I think Franks is a bit overheated, and consider his allegation that the view I summarize above means my colleagues and I advocate more government spending to be ludicrious, but judge what he wrote for yourself:
So, that’s the ground they’ve chosen to die on. SCHIP must be allowed to subsidize MSAs and the like.No complaints about a massive expansion of the program. In effect, it’s a complaint that the program doesn’t go far enough, so that it covers their preferred health care reform, too.
First, this is just silly. You will never, ever win against the Democrats by claiming that they’re too stingy with the people’s money, or that their benefit programs aren’t far-reaching enough. Quite apart from the fact that no one will really believe you, the simple response is that the Democrats actually want to dole out “free” government health care to everybody, and it’s the Republicans that are opposed to it. So, this email embodies a stupid tactic.
Second, I look at this stuff, and I think, “The battle’s over.

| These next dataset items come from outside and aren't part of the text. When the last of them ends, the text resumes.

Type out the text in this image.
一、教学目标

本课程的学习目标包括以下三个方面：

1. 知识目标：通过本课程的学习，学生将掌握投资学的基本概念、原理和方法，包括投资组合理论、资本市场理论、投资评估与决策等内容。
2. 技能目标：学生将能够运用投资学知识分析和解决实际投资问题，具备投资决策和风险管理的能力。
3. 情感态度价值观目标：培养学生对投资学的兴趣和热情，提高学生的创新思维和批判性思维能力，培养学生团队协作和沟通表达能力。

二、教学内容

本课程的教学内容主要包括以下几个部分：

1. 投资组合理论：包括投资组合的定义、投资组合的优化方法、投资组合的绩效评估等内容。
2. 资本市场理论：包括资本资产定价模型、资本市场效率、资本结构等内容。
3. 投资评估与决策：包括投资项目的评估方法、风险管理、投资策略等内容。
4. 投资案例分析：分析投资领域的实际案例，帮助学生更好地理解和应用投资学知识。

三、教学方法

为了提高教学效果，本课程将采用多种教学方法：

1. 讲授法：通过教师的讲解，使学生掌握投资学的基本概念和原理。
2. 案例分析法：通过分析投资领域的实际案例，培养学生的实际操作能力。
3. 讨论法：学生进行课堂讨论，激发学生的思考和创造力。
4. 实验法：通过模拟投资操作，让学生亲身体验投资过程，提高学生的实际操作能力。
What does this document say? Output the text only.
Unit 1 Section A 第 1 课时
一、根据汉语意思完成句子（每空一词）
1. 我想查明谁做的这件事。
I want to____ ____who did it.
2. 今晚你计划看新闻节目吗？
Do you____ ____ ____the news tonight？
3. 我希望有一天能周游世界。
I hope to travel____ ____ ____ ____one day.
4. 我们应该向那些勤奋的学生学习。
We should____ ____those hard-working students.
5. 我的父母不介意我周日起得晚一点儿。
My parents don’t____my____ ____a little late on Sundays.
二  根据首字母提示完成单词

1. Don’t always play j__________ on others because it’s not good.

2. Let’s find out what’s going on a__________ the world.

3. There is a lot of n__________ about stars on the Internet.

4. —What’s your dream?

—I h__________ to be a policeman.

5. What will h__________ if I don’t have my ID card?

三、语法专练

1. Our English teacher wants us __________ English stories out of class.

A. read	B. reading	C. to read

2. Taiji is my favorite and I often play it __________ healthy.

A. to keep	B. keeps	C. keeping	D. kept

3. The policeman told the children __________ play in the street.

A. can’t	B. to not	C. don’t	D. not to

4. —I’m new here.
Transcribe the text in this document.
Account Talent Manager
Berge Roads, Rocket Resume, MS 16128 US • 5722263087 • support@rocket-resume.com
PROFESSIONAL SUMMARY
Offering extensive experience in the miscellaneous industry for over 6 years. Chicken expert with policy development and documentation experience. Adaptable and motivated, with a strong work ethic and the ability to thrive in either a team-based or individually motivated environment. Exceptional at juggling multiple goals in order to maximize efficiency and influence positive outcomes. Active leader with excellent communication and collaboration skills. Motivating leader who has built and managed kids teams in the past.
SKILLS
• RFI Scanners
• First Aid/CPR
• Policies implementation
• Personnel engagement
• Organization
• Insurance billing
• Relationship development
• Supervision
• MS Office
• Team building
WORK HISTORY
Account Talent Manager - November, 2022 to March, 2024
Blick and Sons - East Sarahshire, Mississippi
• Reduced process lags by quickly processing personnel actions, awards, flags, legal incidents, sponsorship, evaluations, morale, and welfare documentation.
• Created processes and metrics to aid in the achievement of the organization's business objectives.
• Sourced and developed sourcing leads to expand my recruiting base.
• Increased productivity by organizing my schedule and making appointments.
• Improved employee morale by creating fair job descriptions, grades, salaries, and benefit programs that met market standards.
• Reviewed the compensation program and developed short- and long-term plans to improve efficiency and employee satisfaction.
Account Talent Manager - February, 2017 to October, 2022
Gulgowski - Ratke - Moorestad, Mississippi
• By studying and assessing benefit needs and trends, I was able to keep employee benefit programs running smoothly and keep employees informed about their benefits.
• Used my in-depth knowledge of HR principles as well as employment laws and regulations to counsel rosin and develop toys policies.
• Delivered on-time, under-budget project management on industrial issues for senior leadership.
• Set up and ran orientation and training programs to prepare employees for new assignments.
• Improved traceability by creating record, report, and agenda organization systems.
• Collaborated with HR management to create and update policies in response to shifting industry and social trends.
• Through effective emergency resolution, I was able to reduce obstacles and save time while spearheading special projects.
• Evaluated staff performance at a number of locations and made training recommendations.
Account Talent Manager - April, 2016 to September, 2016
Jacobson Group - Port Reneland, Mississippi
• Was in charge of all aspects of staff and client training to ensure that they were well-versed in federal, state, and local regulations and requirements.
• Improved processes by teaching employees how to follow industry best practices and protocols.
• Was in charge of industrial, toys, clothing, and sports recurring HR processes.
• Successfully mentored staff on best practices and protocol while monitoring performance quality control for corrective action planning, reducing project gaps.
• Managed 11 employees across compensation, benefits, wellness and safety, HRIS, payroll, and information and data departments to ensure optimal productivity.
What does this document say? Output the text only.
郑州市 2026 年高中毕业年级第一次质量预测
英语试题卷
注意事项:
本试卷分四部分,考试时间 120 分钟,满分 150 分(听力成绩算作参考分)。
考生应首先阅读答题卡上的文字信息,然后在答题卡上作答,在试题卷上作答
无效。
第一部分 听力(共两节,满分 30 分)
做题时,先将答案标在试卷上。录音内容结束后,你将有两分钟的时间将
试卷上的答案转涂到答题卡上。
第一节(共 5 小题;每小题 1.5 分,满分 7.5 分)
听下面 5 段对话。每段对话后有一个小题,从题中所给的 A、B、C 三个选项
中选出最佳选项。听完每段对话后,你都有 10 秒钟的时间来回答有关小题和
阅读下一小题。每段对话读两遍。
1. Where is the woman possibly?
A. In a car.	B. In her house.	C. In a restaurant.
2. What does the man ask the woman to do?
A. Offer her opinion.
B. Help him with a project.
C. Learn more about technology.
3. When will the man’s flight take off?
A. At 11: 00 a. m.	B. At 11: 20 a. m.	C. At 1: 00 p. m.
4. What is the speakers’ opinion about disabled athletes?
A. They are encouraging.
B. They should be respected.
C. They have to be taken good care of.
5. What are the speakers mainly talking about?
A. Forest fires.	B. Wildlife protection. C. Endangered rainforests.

We will never stop the expansion of government.” Even “conservatives” can no longer find it in themselves to offer up a principled stand against an expansion of SCHIP.
It’d be easier on everyone if we just bypassed the next fifteen years, and proceeded directly to mailing in 90% of our paychecks to the government, and simply be done with it.
The remaining 10%, of course, we can keep, and use to blow on hats, or whatever other little trinkets we’ve decided to trade in our liberty for.
I posted a response in Q and O’s comments:
“No complaints about a massive expansion of the program”? “Even ‘conservatives’ can no longer find it in themselves to offer up a principled stand against an expansion of SCHIP”?I take it you did not familarize yourself with our body of work on SCHIP, and simply assumed we hadn’t said the things you are condemning us for not saying.
Take a look at these sometime:
SCHIP Expansion: Socialized Medicine on the Installment Plan
Should Most of America’s Kids Be on the Dole?
The SCHIP/Frost Affair Continues; Paul Krugman Calls Me a Busybody
SCHIP, Graeme Frost, and the Bloggers
Socialized Medicine by Stealth: Panel Calls SCHIP Expansion ‘Bad for Kids, Families, and Taxpayers’
It’s Socialized Medicine, All Right, And We Don’t Want It
SCHIP Expansion in Perspective
An SCHIP Fraud? Boy Who Delivered Democrat SCHIP Rebuttal May Not Be Low-Income
And there’s our SCHIP website, which contains nothing except principled stands against an expansion of SCHIP (except the poll, which had a ‘no expansion’ result until DailyKos and Democratic Underground told their followers to go vote in it).
The argument in our press release is that despite the Democratic leadership’s claim that its members respect families like the Frosts, they really don’t trust them at all. That’s a far cry from “claiming that they’re too stingy with the people’s money, or that their benefit programs aren’t far-reaching enough.”
By the way, taking FSA and MSA options out of SCHIP wouldn’t save taxpayers’ money. Recipients who want these options wouldn’t be thrown off the dole. They’s just get a more government-laden, and quite likely more expensive to the taxpayers, form of welfare.